In the last few weeks much has been said about a shift in the economy, with many workers opting to leave their places of employment. This movement, dubbed “the great resignation,” illustrates a curious trend that has not been seen in generations: namely, how workers are more emboldened to exert their power by withholding and dictating what they wish to do with their own labor.
University of Texas sociologist Jennifer Glass noted in August that there may be a few converging factors at play. Glass identified demographics as one key issue, with many workers on the cusp of retirement making the decision to walk away from their professions because of the pandemic. Similarly, the economic strain from the pandemic — both with few earnings as well as feeling less enthused about consumption — has also played a significant role, as the threat of possible exposure to the virus has influenced many to rethink their relationship to earning and spending money. In many ways, this also carries into how workers perceive their relationship to their jobs and their employers.

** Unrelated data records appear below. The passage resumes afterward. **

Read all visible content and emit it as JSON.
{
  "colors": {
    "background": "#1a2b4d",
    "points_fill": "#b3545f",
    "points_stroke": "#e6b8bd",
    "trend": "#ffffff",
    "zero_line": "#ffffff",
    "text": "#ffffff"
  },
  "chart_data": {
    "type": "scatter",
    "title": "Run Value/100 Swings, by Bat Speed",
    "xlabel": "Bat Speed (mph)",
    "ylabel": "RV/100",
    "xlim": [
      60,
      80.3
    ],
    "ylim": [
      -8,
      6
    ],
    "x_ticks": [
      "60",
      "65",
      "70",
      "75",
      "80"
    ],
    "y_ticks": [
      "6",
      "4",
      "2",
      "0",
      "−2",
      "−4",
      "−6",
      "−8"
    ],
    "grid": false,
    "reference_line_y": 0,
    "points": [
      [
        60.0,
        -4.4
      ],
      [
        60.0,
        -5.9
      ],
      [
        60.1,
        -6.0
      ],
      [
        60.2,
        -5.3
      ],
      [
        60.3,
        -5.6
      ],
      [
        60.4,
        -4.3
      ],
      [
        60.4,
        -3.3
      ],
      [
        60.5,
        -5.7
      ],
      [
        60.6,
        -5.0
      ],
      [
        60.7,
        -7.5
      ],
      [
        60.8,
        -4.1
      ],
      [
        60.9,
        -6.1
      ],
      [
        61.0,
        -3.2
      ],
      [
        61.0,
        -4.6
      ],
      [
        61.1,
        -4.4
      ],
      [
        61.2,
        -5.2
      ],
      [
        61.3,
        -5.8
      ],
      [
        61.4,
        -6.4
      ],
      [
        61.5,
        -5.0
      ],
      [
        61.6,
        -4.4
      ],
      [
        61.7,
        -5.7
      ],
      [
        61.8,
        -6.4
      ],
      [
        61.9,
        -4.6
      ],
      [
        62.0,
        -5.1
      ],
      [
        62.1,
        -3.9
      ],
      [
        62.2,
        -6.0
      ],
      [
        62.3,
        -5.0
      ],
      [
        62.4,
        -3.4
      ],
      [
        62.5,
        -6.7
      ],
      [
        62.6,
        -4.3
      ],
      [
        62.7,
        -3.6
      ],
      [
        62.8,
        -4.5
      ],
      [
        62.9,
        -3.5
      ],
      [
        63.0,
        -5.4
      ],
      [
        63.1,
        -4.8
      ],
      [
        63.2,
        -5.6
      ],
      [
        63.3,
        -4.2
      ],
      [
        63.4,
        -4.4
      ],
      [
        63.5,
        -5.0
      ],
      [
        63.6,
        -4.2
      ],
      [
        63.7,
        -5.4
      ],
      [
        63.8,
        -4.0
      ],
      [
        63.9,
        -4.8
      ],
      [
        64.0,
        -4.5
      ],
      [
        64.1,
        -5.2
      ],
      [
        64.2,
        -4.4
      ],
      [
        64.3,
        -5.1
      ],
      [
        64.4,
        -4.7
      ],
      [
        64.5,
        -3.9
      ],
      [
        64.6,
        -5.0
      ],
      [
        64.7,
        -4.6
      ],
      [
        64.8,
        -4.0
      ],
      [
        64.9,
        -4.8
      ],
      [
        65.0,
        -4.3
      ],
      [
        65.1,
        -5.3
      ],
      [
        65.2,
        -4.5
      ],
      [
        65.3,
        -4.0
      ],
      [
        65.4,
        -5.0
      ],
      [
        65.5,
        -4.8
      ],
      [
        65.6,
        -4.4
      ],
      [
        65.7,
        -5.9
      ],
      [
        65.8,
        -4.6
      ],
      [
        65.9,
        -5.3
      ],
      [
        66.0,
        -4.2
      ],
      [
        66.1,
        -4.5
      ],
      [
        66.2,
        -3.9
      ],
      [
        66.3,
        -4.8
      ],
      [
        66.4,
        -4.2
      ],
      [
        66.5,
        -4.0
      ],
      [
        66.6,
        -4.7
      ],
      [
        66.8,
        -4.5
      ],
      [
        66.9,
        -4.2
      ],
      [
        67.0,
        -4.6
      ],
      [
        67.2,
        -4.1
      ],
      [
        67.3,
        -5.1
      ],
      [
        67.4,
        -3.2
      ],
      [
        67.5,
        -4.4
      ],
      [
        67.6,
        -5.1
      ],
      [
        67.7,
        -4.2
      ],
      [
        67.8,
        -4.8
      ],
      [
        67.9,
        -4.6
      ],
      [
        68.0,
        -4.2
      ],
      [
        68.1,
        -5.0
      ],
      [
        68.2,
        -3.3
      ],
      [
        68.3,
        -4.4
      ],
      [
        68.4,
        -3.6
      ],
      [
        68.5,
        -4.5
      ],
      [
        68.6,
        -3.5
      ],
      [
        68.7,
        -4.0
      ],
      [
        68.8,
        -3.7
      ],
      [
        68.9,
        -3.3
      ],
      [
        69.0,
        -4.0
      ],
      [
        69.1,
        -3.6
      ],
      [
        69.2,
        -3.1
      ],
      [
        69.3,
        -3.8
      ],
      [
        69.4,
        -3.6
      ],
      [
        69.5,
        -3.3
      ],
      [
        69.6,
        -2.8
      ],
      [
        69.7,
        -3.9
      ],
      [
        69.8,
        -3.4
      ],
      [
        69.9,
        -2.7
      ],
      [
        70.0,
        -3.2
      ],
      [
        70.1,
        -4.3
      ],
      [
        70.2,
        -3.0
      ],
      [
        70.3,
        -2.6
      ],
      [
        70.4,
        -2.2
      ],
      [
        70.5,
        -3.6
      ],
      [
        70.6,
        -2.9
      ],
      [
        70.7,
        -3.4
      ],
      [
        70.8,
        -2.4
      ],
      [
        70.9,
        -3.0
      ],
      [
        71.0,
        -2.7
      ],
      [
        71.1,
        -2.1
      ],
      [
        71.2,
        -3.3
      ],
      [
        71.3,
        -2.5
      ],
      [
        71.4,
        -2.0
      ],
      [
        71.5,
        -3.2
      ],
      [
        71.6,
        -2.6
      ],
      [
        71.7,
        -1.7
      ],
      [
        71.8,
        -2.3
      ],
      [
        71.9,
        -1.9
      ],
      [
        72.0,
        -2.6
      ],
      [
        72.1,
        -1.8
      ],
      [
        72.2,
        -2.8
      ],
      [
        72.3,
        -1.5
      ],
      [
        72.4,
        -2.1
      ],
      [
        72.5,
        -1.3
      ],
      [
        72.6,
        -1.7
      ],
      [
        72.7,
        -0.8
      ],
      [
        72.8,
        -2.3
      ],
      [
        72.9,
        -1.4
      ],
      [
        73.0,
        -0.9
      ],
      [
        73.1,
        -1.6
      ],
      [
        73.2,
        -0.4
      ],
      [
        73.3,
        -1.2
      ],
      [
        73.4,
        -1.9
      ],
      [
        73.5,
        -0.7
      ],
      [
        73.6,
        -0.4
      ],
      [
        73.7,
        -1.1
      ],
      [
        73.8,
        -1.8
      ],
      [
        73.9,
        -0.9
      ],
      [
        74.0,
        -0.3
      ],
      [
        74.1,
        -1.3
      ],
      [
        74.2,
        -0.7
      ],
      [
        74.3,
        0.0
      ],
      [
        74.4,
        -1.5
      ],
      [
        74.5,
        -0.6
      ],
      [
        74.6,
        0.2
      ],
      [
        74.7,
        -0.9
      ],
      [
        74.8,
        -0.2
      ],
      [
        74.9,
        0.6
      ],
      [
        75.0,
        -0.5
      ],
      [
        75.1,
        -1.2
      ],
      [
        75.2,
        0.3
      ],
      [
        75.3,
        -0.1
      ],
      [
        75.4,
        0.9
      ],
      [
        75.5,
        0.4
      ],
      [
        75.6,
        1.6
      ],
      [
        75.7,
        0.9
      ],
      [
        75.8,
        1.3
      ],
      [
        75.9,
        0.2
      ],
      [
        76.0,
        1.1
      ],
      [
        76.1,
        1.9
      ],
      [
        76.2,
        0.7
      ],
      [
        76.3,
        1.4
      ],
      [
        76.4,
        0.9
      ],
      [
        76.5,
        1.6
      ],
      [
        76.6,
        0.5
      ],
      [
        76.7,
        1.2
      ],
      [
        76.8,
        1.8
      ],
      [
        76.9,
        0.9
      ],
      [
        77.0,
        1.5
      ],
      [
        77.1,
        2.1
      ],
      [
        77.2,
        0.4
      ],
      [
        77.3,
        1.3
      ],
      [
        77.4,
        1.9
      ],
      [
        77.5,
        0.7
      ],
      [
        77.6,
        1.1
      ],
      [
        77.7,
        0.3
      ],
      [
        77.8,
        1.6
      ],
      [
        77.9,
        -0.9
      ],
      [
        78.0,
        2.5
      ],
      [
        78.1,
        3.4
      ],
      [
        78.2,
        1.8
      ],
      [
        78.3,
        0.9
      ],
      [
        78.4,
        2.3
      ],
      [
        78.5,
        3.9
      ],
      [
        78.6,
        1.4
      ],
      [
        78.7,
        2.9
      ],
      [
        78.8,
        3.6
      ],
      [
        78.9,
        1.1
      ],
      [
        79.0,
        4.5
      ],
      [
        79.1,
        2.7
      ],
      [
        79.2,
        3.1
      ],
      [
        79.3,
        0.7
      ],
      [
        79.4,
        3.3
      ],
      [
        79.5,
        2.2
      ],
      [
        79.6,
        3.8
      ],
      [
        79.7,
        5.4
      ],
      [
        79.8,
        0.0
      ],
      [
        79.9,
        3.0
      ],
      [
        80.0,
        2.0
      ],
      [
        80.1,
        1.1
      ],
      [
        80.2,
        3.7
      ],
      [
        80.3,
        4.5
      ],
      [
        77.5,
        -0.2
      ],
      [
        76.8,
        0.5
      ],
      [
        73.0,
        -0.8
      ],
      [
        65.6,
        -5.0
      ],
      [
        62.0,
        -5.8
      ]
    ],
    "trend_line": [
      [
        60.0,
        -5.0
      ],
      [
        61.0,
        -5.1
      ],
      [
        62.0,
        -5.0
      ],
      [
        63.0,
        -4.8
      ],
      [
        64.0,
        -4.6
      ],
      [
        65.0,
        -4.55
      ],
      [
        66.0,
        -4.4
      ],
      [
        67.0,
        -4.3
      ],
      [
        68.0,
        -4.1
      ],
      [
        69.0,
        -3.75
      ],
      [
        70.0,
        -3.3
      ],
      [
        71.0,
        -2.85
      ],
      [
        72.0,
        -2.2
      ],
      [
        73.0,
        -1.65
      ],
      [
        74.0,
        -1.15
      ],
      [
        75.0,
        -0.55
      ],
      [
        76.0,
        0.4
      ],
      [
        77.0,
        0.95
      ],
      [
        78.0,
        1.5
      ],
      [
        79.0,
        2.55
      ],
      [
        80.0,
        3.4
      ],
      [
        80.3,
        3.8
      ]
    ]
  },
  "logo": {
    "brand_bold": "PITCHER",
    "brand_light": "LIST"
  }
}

This month, the American Psychological Association (APA) released the findings for its “2021 Work and Well-being Survey,” which was collected from 1,500 participants this summer. The report provides a glimpse into work-life stress in the middle of a global pandemic. This is even more notable given that the timing of the survey happened to coincide with news reports of increased resignations.
According to the APA, more than 2 in 5 employees intended to change their jobs. This owes much to another significant metric that noted an estimated 71 percent of workers felt tense or stressed during the workday. Likewise, low salaries, long hours and lack of opportunity for growth or advancement were also key contributors. Per the APA, these metrics were higher for the 2021 survey when compared to its 2019 report.
The report also noted that workers who were “Hispanic,” Black, LGBTQ+ and/or disabled were opting to leave their places of employment in higher numbers than their counterparts. These groups had also reported being targeted for discrimination in higher numbers. Anecdotal evidence appears to suggest this in many industries, including health care, social services and retail, among others.
The “great resignation” coincides with a moment in time in which there is recognition that essential work also carries a higher health risk, both by increased stress and workload as well as the probability of contracting COVID-19. Workers are exerting their power and reimagining a new reality that sees the workforce as more than a “human resource” that can be commodified. Collectively, the opportunity to live a dignified existence and to be properly compensated for our labor had felt like an unattainable goal.
There will be no going back.
Oscar Rosales grew up in the Yakima Valley and works and resides in Seattle.